Alabama RFID Cards: How Biometrics Helps DHS Fight Terrorism
The Alabama Department of Public Safety (ADPS) are issuing new chipped driver’s licenses and IDs under the STAR ID initiative that promises to “improve the integrity and security of state-issued driver licenses and identification cards, which, in turn, will help fight terrorism and reduce fraud.”
STAR ID is the Alabama legislature’s response to the REAL-ID Act of 2005 (RIDA) which keeps the state in compliance with federal mandates while maintaining ‘security [and] authentication” of Alabama residents.
By December of 2017, Alabama states that all residents must have their STAR ID; having replaced their current ID and driver’s license.
RIDA is tasked with protecting Americans from terrorism by empowering the Department of Homeland Security (DHS) and other federal agencies to monitor and profile residents to ensure their authenticity.
Over four distinct phases, the DHS is enforcing state mandatory deadlines for compliance and a courtesy 3 month “warning” period.
The phases of compliance are:
1. Restricted areas for DHS headquarters
2. All federal facilities and nuclear power plants
3. Semi-restricted areas at federal facilities
4. Entry into commercial aircraft
States that have complied with RFID chipped ID cards for residents include:
• District of Columbia
• New Mexico
• North Carolina
• Rhode Island
In 2003 the Department of Defense was receiving software for the Joint Protective Enterprise Network (JPEN) under directives from Oracle’s Homeland Security Program Office.

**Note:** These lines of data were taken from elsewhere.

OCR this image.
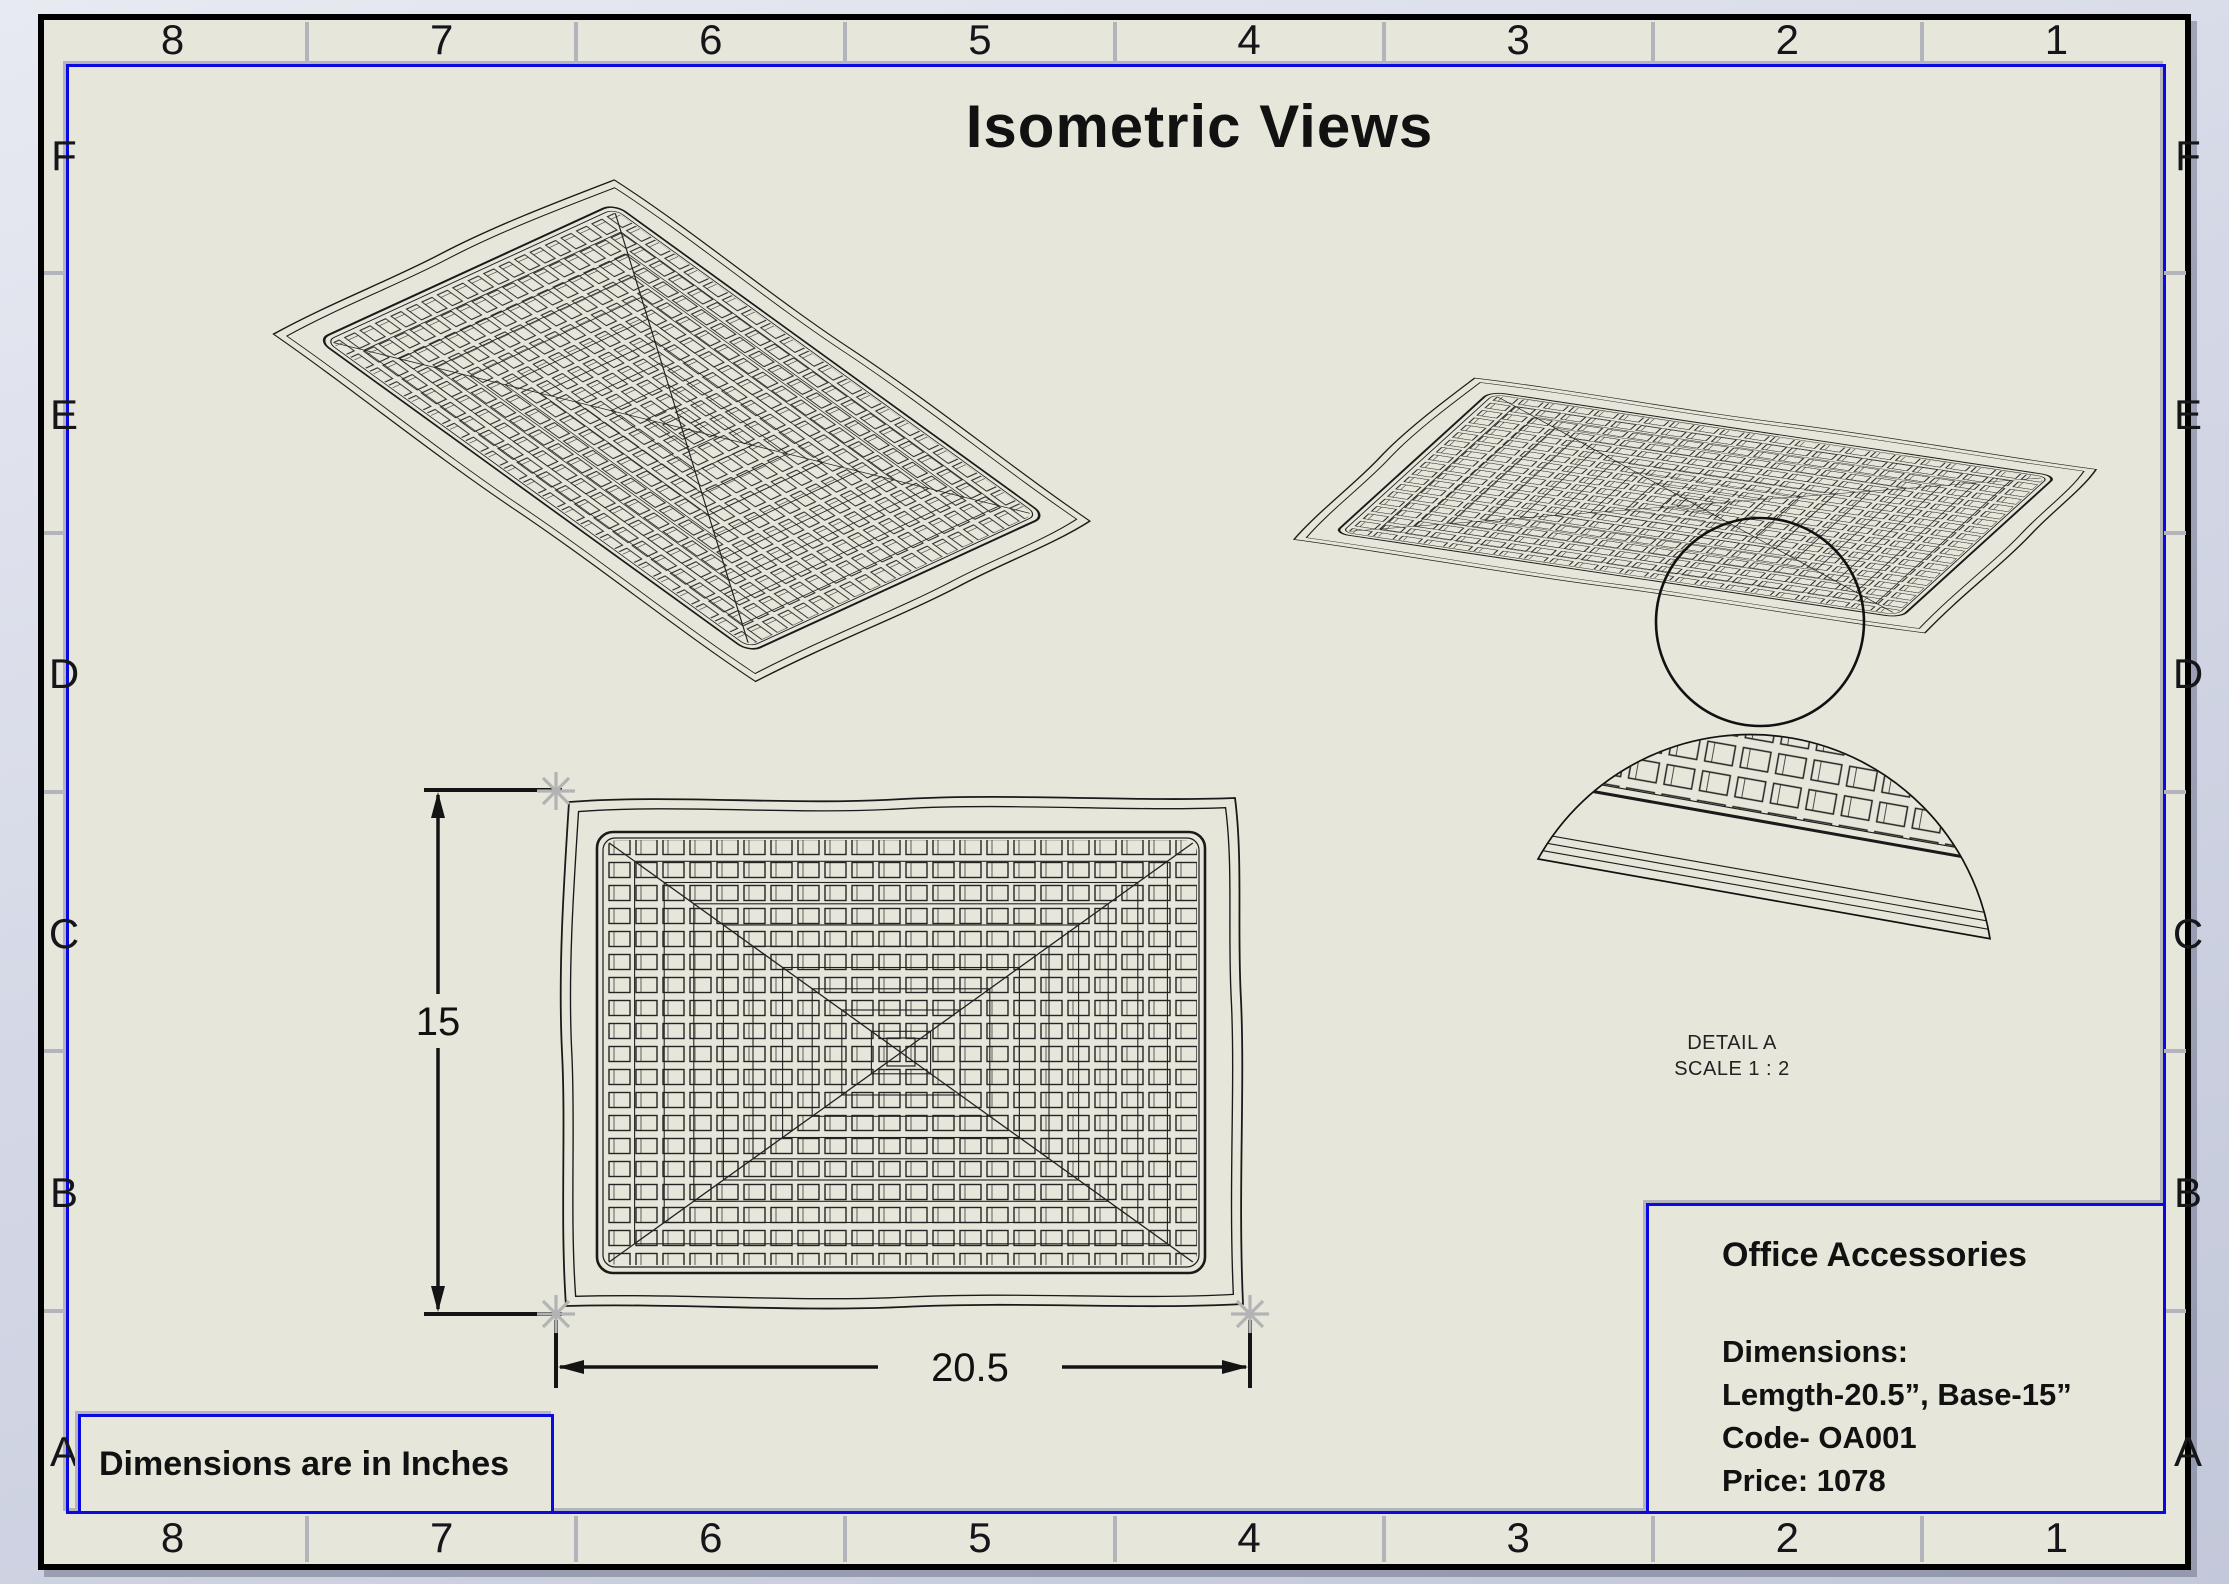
8
8
7
7
6
6
5
5
4
4
3
3
2
2
1
1
F	F
E	E
D	D
C	C
B	B
A	A
Isometric Views
15
20.5
DETAIL A
SCALE 1 : 2
Dimensions are in Inches
Office Accessories
Dimensions:
Lemgth-20.5”, Base-15”
Code- OA001
Price: 1078
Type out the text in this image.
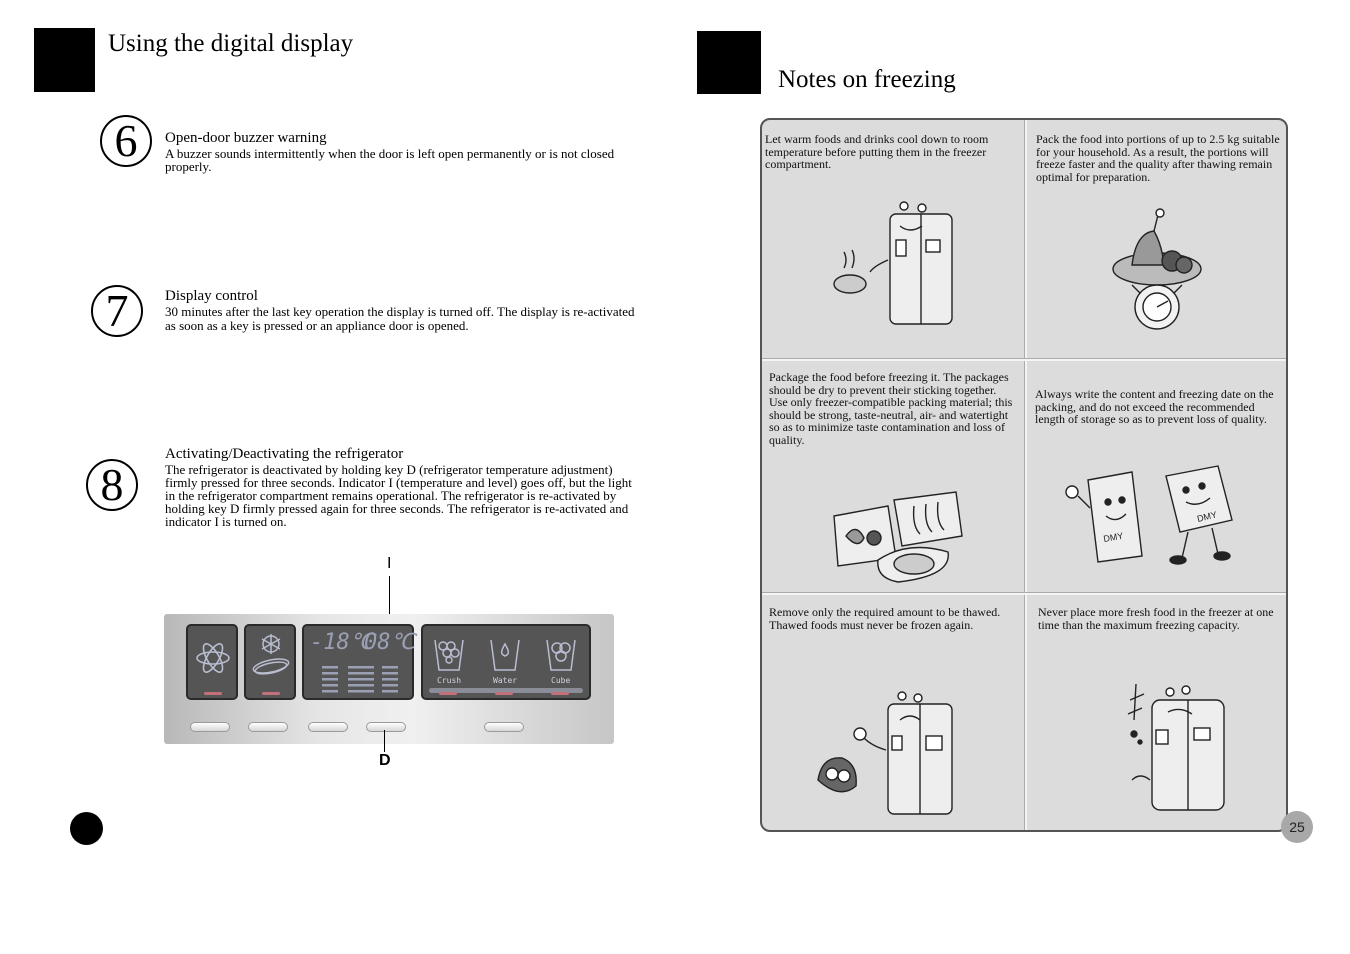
Using the digital display
6 Open-door buzzer warning
A buzzer sounds intermittently when the door is left open permanently or is not closed properly.
7 Display control
30 minutes after the last key operation the display is turned off. The display is re-activated as soon as a key is pressed or an appliance door is opened.
8
Activating/Deactivating the refrigerator
The refrigerator is deactivated by holding key D (refrigerator temperature adjustment) firmly pressed for three seconds. Indicator I (temperature and level) goes off, but the light in the refrigerator compartment remains operational. The refrigerator is re-activated by holding key D firmly pressed again for three seconds. The refrigerator is re-activated and indicator I is turned on.
I
-18℃
08℃
Crush	Water	Cube
D
Notes on freezing
Let warm foods and drinks cool down to room temperature before putting them in the freezer compartment.
Pack the food into portions of up to 2.5 kg suitable for your household. As a result, the portions will freeze faster and the quality after thawing remain optimal for preparation.
Package the food before freezing it. The packages should be dry to prevent their sticking together. Use only freezer-compatible packing material; this should be strong, taste-neutral, air- and watertight so as to minimize taste contamination and loss of quality.
Always write the content and freezing date on the packing, and do not exceed the recommended length of storage so as to prevent loss of quality.
DMY
DMY
Remove only the required amount to be thawed. Thawed foods must never be frozen again.
Never place more fresh food in the freezer at one time than the maximum freezing capacity.
25
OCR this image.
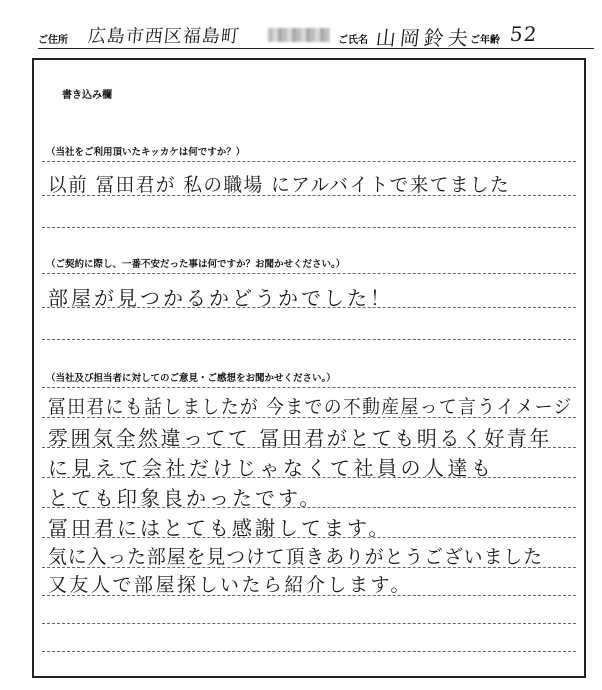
ご住所 広島市西区福島町	ご氏名 山岡鈴夫
ご年齢 52
書き込み欄
（当社をご利用頂いたキッカケは何ですか？）
以前 冨田君が 私の職場 にアルバイトで来てました
（ご契約に際し、一番不安だった事は何ですか？お聞かせください。）
部屋が見つかるかどうかでした！
（当社及び担当者に対してのご意見・ご感想をお聞かせください。）
冨田君にも話しましたが 今までの不動産屋って言うイメージ
雰囲気全然違ってて 冨田君がとても明るく好青年
に見えて会社だけじゃなくて社員の人達も
とても印象良かったです。
冨田君にはとても感謝してます。
気に入った部屋を見つけて頂きありがとうございました
又友人で部屋探しいたら紹介します。
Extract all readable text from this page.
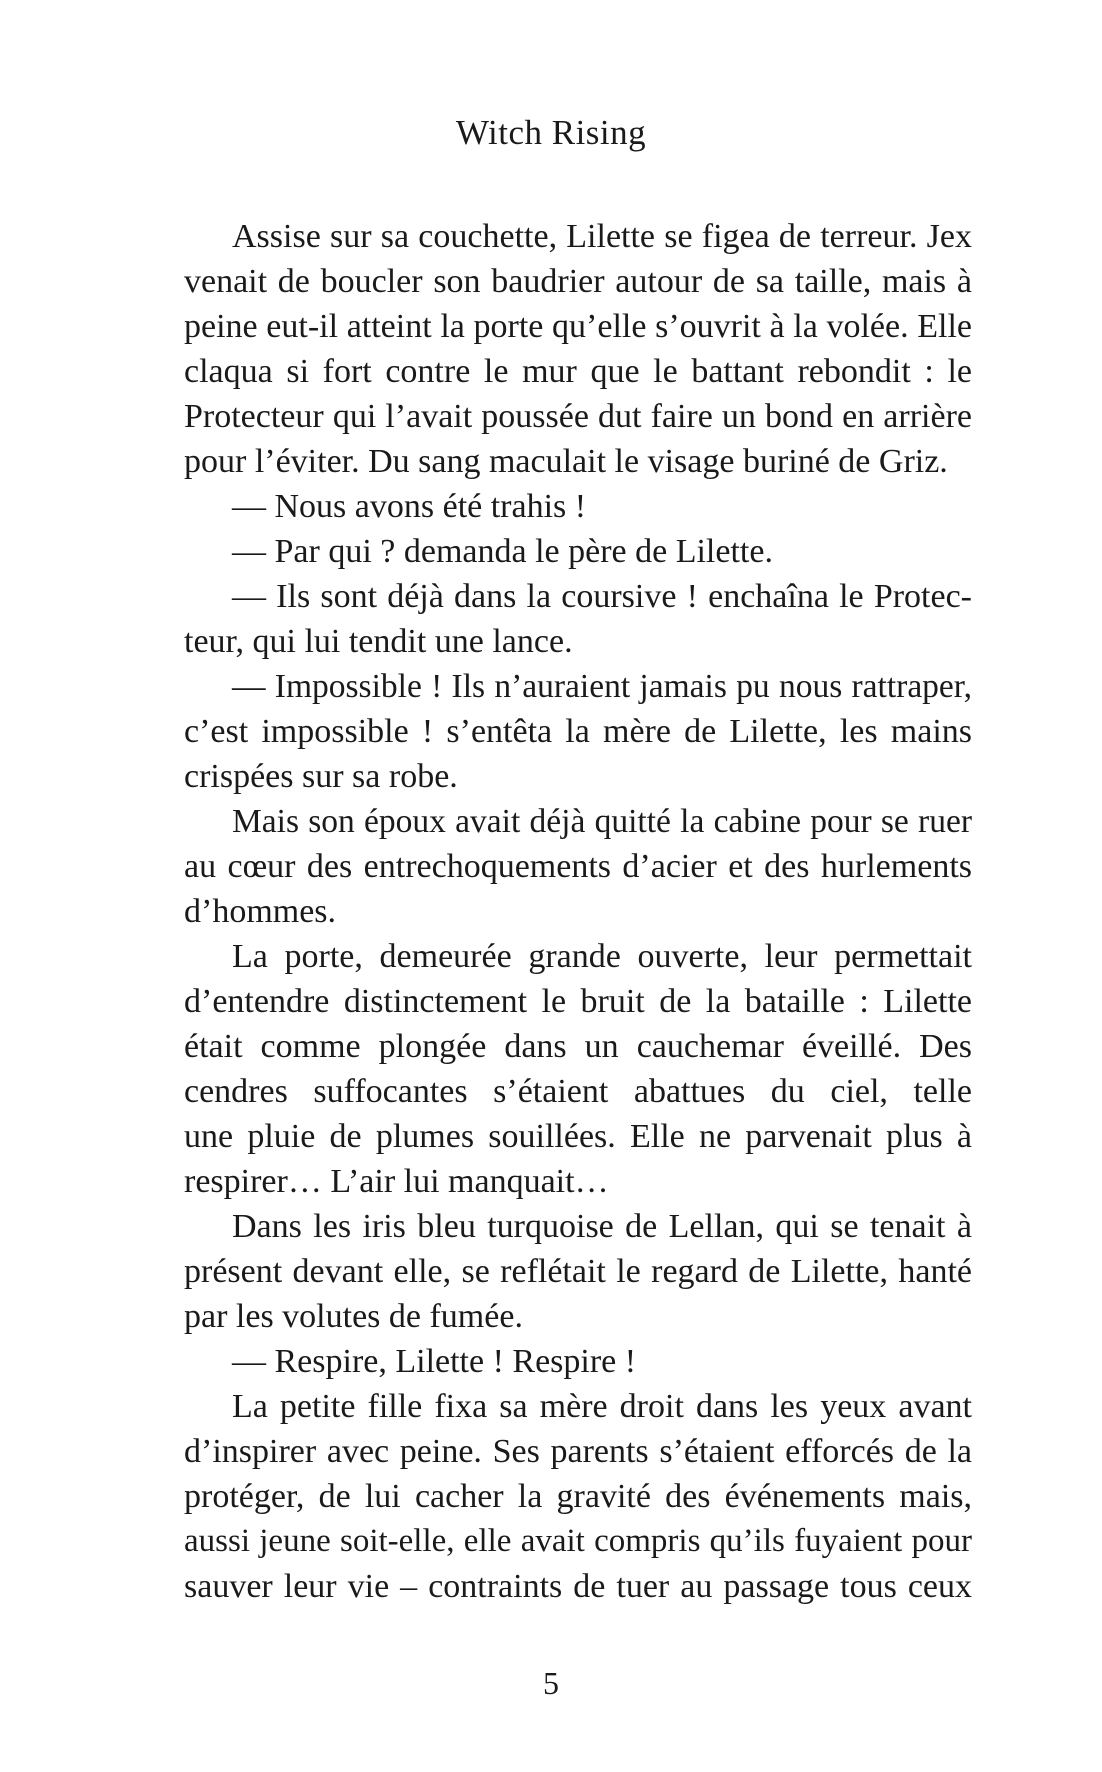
Witch Rising
Assise sur sa couchette, Lilette se figea de terreur. Jex
venait de boucler son baudrier autour de sa taille, mais à
peine eut-il atteint la porte qu’elle s’ouvrit à la volée. Elle
claqua si fort contre le mur que le battant rebondit : le
Protecteur qui l’avait poussée dut faire un bond en arrière
pour l’éviter. Du sang maculait le visage buriné de Griz.
— Nous avons été trahis !
— Par qui ? demanda le père de Lilette.
— Ils sont déjà dans la coursive ! enchaîna le Protec-
teur, qui lui tendit une lance.
— Impossible ! Ils n’auraient jamais pu nous rattraper,
c’est impossible ! s’entêta la mère de Lilette, les mains
crispées sur sa robe.
Mais son époux avait déjà quitté la cabine pour se ruer
au cœur des entrechoquements d’acier et des hurlements
d’hommes.
La porte, demeurée grande ouverte, leur permettait
d’entendre distinctement le bruit de la bataille : Lilette
était comme plongée dans un cauchemar éveillé. Des
cendres suffocantes s’étaient abattues du ciel, telle
une pluie de plumes souillées. Elle ne parvenait plus à
respirer… L’air lui manquait…
Dans les iris bleu turquoise de Lellan, qui se tenait à
présent devant elle, se reflétait le regard de Lilette, hanté
par les volutes de fumée.
— Respire, Lilette ! Respire !
La petite fille fixa sa mère droit dans les yeux avant
d’inspirer avec peine. Ses parents s’étaient efforcés de la
protéger, de lui cacher la gravité des événements mais,
aussi jeune soit-elle, elle avait compris qu’ils fuyaient pour
sauver leur vie – contraints de tuer au passage tous ceux
5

Oracle was paid $15 million to supply this system to military bases across the nation. JPEN would facilitate the Federal Bureau of Investigations (FBI), the Central Intelligence Agency (CIA), the Transportation Security Agency (TSA) and the DHS; as well as connecting hospitals, air traffic control centers, nuclear power plant operators and police and fire departments.
Six years later, the DHS renegotiated contracts with Oracle. Under consolidation, DHS took 487,000 licenses, software and maintenance agreements from Microsoft; as well “unlimited” licenses between Oracle and the Immigration and Customs Enforcement (ICE).
The DoDare using biometrics to fight terrorism, catalogue active duty troops and maintain national security interests. The Biometrics Identity Management Agency (BIMA) utilizes biometrics to “identify the enemy” and verify individuals to ensure secure business and governmental functions.
The US Department of State Consular Consolidated Database (CCD) has more than 90 million people’s photographs data based with the continuous use of the Department of Facial Recognition Software.
The DHS Automated Biometric Identification System tracks an estimated 250,000 biometric communications a day. Over 126 million fingerprints, photographs and biographical information are filed for the US government to use at their discretion.
The National ID card by Oracle would establish “a standard and secure national identifier, we could ensure that any system that chose to use it could effectively share information with other systems that use it.”
Larry Ellison, founder of the Oracle Corporation, showed off a prototype of a National ID card at the National Press club in 2001 that included a picture, fingerprint and other digital controls to ensure security. He believed that the US government “could phase in digital ID cards to replace existing Social Security cards and driver’s licenses. These new IDs should be based on a uniform standard such as credit card technology, which is harder to counterfeit than existing government IDs.”